How to Spot a Website Redirect Hack

A redirect hack is when visitors are silently sent from your site to another website. It can be a scam site, a malware page, or a competitor. These hacks are dangerous because they often affect only some visitors, so you might not notice right away.

Here is how to detect redirect hacks quickly and what to do when you find them.

Signs of a redirect hack

• Customers report seeing a different website.
• Only mobile users or certain browsers see the redirect.
• Your traffic drops suddenly without obvious cause.
• Search results show strange URLs under your domain.

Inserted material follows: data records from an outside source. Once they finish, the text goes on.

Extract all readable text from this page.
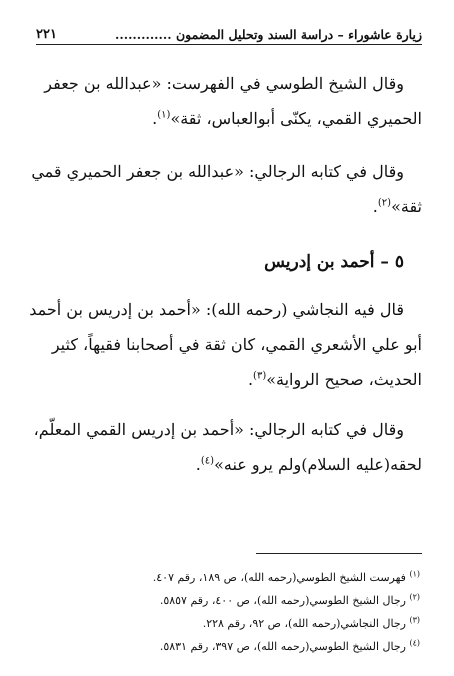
زيارة عاشوراء – دراسة السند وتحليل المضمون .............
٢٢١
وقال الشيخ الطوسي في الفهرست: «عبدالله بن جعفر
الحميري القمي، يكنّى أبوالعباس، ثقة»$^{(١)}$.
وقال في كتابه الرجالي: «عبدالله بن جعفر الحميري قمي
ثقة»$^{(٢)}$.
٥ – أحمد بن إدريس
قال فيه النجاشي (رحمه الله): «أحمد بن إدريس بن أحمد
أبو علي الأشعري القمي، كان ثقة في أصحابنا فقيهاً، كثير
الحديث، صحيح الرواية»$^{(٣)}$.
وقال في كتابه الرجالي: «أحمد بن إدريس القمي المعلّم،
لحقه(عليه السلام)ولم يرو عنه»$^{(٤)}$.
$^{(١)}$ فهرست الشيخ الطوسي(رحمه الله)، ص ١٨٩، رقم ٤٠٧.
$^{(٢)}$ رجال الشيخ الطوسي(رحمه الله)، ص ٤٠٠، رقم ٥٨٥٧.
$^{(٣)}$ رجال النجاشي(رحمه الله)، ص ٩٢، رقم ٢٢٨.
$^{(٤)}$ رجال الشيخ الطوسي(رحمه الله)، ص ٣٩٧، رقم ٥٨٣١.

Why redirect hacks are hard to spot

Attackers often condition redirects on device type, location, or time. You can load the site and see nothing wrong while customers are redirected elsewhere.

How to check for redirect hacks

1. Test your site on mobile and desktop.
2. Check in incognito mode with no cookies.
3. Use a remote browser check from another location.
4. Review recent plugin or script changes.

Monitor redirects automatically

The fastest way to catch redirect hacks is to monitor your site and alert when the final URL changes. This works even if the redirect only happens sometimes.

What to do if you find a redirect hack

1. Disable recent plugins or scripts.
2. Restore from a clean backup.
3. Change passwords and remove unknown admin accounts.
4. Ask your host for a malware scan.